漠然と医者というのは中学生の時にはあったという感じですね。でも、僕らの年代だとGLAYやLʼArc-en-Ciel、LUNA SEA、X JAPANなどのビジュアル系がすごく流行って、それにはまって中学生、高校生とバンドもやっていたので、バンドマンでテレビに出たいなとか「HEY!HEY!HEY!」に出たいなということは友達同士で言ってました。あとは教員もちょっといいなと思っていました。
芸人になるまで
そんなしゅんP先生が、芸人を目指されたきっかけや経緯を教えていただけますか。
元々、お笑いもバラエティー番組もすごく好きで、中学生の時にダウンタウンさんの「ガキの使いやあらへんで!」や漫才をめっちゃ見たり、ビデオを借りたり、お笑いは好きだなというのはあったんですが、本格的に芸人になりたいなと思ったのは大学生の時です。
当時、付き合っていたお笑い好きの女の子の影響で、お笑い芸人という職業があるんだと、若手がいて切磋琢磨してるんだということを知りました。
その頃にM-1グランプリが始まって、2003年にフットボールアワーさんが優勝した時に、すごい面白いな、こういう職業がかっこいいな、この輪の中に入りたいなと思ったのがきっかけですかね。
周りに医者と芸人を両立させようという人はいましたか。
僕がNSCに入った時はいなかったと思います。
まさにしゅんP先生が先駆けということですね。
まあ、そうですね。
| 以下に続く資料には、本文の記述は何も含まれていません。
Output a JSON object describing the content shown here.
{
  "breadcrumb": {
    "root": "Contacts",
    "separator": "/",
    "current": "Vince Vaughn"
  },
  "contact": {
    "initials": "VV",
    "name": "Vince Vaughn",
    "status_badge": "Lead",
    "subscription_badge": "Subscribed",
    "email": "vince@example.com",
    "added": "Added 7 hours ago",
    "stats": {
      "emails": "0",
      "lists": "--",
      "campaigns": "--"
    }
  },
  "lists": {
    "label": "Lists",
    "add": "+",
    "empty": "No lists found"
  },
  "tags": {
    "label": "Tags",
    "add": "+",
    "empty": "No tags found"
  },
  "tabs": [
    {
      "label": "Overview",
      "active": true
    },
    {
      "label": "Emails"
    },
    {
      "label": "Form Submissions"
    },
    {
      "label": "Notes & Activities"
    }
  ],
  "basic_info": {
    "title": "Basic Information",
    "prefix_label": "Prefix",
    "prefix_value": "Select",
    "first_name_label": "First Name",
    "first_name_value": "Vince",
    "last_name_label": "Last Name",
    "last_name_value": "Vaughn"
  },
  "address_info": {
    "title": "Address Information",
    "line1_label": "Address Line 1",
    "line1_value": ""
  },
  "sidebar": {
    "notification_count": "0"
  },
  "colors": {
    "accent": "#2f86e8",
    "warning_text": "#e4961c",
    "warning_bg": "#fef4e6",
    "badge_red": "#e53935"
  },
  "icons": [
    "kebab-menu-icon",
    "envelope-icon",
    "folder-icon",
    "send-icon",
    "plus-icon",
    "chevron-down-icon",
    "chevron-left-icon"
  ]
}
パイオニアではありますね。
しゅんP先生は、国家試験に受かって、研修医になられた後にNSCに入られたんですよね。
医学部の6年間が終わって、国家試験に受かって、初期臨床研修を2年間やって、それからみんな医局や病院に就職して、内科、外科、何とか科と分かれるタイミングで僕はNSCに入りました。大学生の頃からNSCも絶対いつかは行きたいと思っていて、大学4年、5年の頃は情報を得るのが「2ちゃんねる」ぐらいしかなかったので、それでNSCの過去ログやスレッドを見て、入りたいなという夢を持っていました。
NSCは1年間と聞きましたが、それはフルタイムなのですか。
週3か4ぐらいですかね。それもびっちりではなくて、2コマ、3コマ、1コマのときもあるという感じです。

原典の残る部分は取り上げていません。